A Hybrid Response Surface Methodology and Multi-Criteria Decision Making Model to Investigate the Performance and Emission Characteristics of a Diesel Engine Fueled With Phenolic Antioxidant Additive and Biodiesel Blends

Abstract

AbstractOverconsumption of fossil fuels has accelerated global warming and raised environmental air pollution levels. Recent studies have looked into the potential use of alternative, environmentally friendly fuels for diesel engines in response to the rising need for oil. Biodiesel is a renewable alternative fuel that is environmentally friendly. The significant increase in nitrogen oxide (NOx) emissions is the most notable disadvantage of biodiesel.
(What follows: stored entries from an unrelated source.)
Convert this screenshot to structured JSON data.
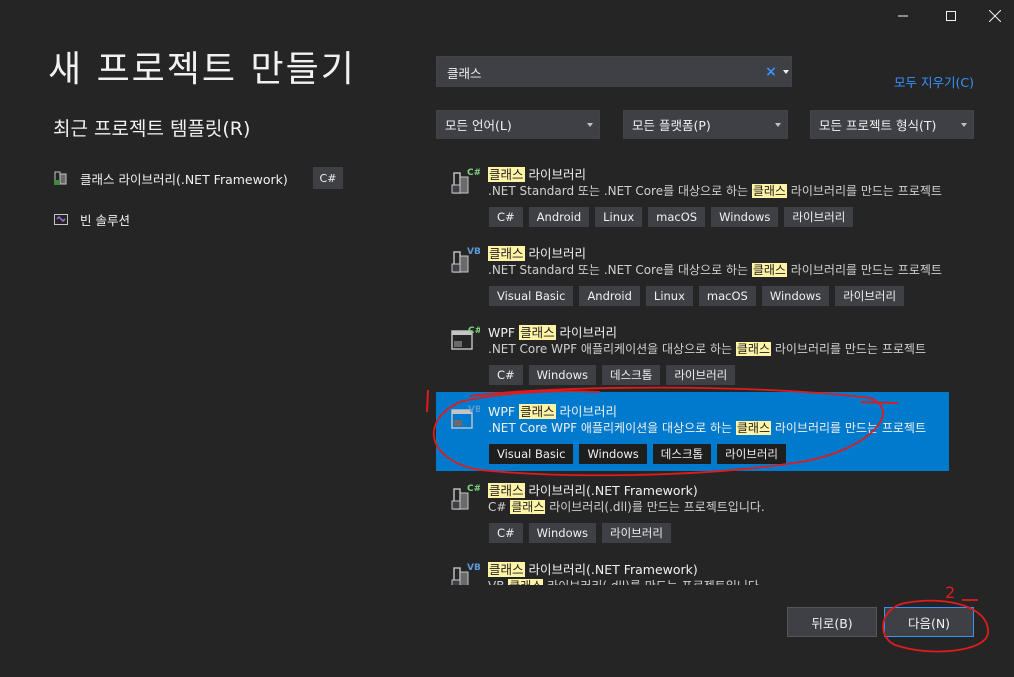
{
  "window": {
    "controls": [
      "minimize-icon",
      "maximize-icon",
      "close-icon"
    ]
  },
  "header": {
    "title": "새 프로젝트 만들기",
    "recent_title": "최근 프로젝트 템플릿(R)"
  },
  "recent": [
    {
      "label": "클래스 라이브러리(.NET Framework)",
      "badge": "C#",
      "icon": "class-library-icon"
    },
    {
      "label": "빈 솔루션",
      "icon": "blank-solution-icon"
    }
  ],
  "search": {
    "value": "클래스",
    "clear_glyph": "×",
    "clear_all": "모두 지우기(C)"
  },
  "filters": {
    "language": "모든 언어(L)",
    "platform": "모든 플랫폼(P)",
    "project_type": "모든 프로젝트 형식(T)"
  },
  "templates": [
    {
      "lang": "C#",
      "name": [
        "",
        "클래스",
        " 라이브러리"
      ],
      "desc": [
        ".NET Standard 또는 .NET Core를 대상으로 하는 ",
        "클래스",
        " 라이브러리를 만드는 프로젝트"
      ],
      "tags": [
        "C#",
        "Android",
        "Linux",
        "macOS",
        "Windows",
        "라이브러리"
      ]
    },
    {
      "lang": "VB",
      "name": [
        "",
        "클래스",
        " 라이브러리"
      ],
      "desc": [
        ".NET Standard 또는 .NET Core를 대상으로 하는 ",
        "클래스",
        " 라이브러리를 만드는 프로젝트"
      ],
      "tags": [
        "Visual Basic",
        "Android",
        "Linux",
        "macOS",
        "Windows",
        "라이브러리"
      ]
    },
    {
      "lang": "C#",
      "name": [
        "WPF ",
        "클래스",
        " 라이브러리"
      ],
      "desc": [
        ".NET Core WPF 애플리케이션을 대상으로 하는 ",
        "클래스",
        " 라이브러리를 만드는 프로젝트"
      ],
      "tags": [
        "C#",
        "Windows",
        "데스크톱",
        "라이브러리"
      ]
    },
    {
      "lang": "VB",
      "name": [
        "WPF ",
        "클래스",
        " 라이브러리"
      ],
      "desc": [
        ".NET Core WPF 애플리케이션을 대상으로 하는 ",
        "클래스",
        " 라이브러리를 만드는 프로젝트"
      ],
      "tags": [
        "Visual Basic",
        "Windows",
        "데스크톱",
        "라이브러리"
      ],
      "selected": true
    },
    {
      "lang": "C#",
      "name": [
        "",
        "클래스",
        " 라이브러리(.NET Framework)"
      ],
      "desc": [
        "C# ",
        "클래스",
        " 라이브러리(.dll)를 만드는 프로젝트입니다."
      ],
      "tags": [
        "C#",
        "Windows",
        "라이브러리"
      ]
    },
    {
      "lang": "VB",
      "name": [
        "",
        "클래스",
        " 라이브러리(.NET Framework)"
      ],
      "desc": [
        "VB ",
        "클래스",
        " 라이브러리(.dll)를 만드는 프로젝트입니다."
      ],
      "tags": []
    }
  ],
  "buttons": {
    "back": "뒤로(B)",
    "next": "다음(N)"
  },
  "annotations": {
    "step_label": "2",
    "color": "#e01b1b"
  },
  "colors": {
    "background": "#252526",
    "selection": "#007acc",
    "accent": "#3794ff",
    "highlight": "#fff3a6"
  }
}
This study examined the effect of antioxidant-treated Jatropha biodiesel on the performance and exhaust emission parameters of a VCR diesel engine. For this study, diesel, Jatropha biodiesel (B30), and phenolic antioxidant additive diphenylamine at 100 ppm are added by weight to the B30 blend named as B30 + DPA fuel blend was used. A hybrid RSM was used in conjunction with CCD and MCDM approaches such as AHP and COPRAS techniques to produce a sustainable model to derive the most accurate optimum models for output responses. From experimental findings, the antioxidant significantly reduced NOx emission. The inclusion of DPA in the tested blend lowered the average NOx emissions and brake-specific fuel consumption (BSFC) by 7.4% and 7.8%, respectively as compared with B30. Also, the brake mean effective pressure (BMEP) of B30 + DPA is 5.01% and 0.38% higher than diesel and B30, maximum cylinder pressure (CPMax) is 0.9% higher than B30, but 3.4% lower than diesel. The optimal setting of engine input parameters is recorded at compression ratio of 15, 7.5% EGR-HOT, and 12 kg load, for optimum BP, BMEP, BSFC, CPMax, and NOx emissions. Therefore, the B30 + DPA blend is suitable for enhancing diesel engine performance and minimizing exhaust emissions.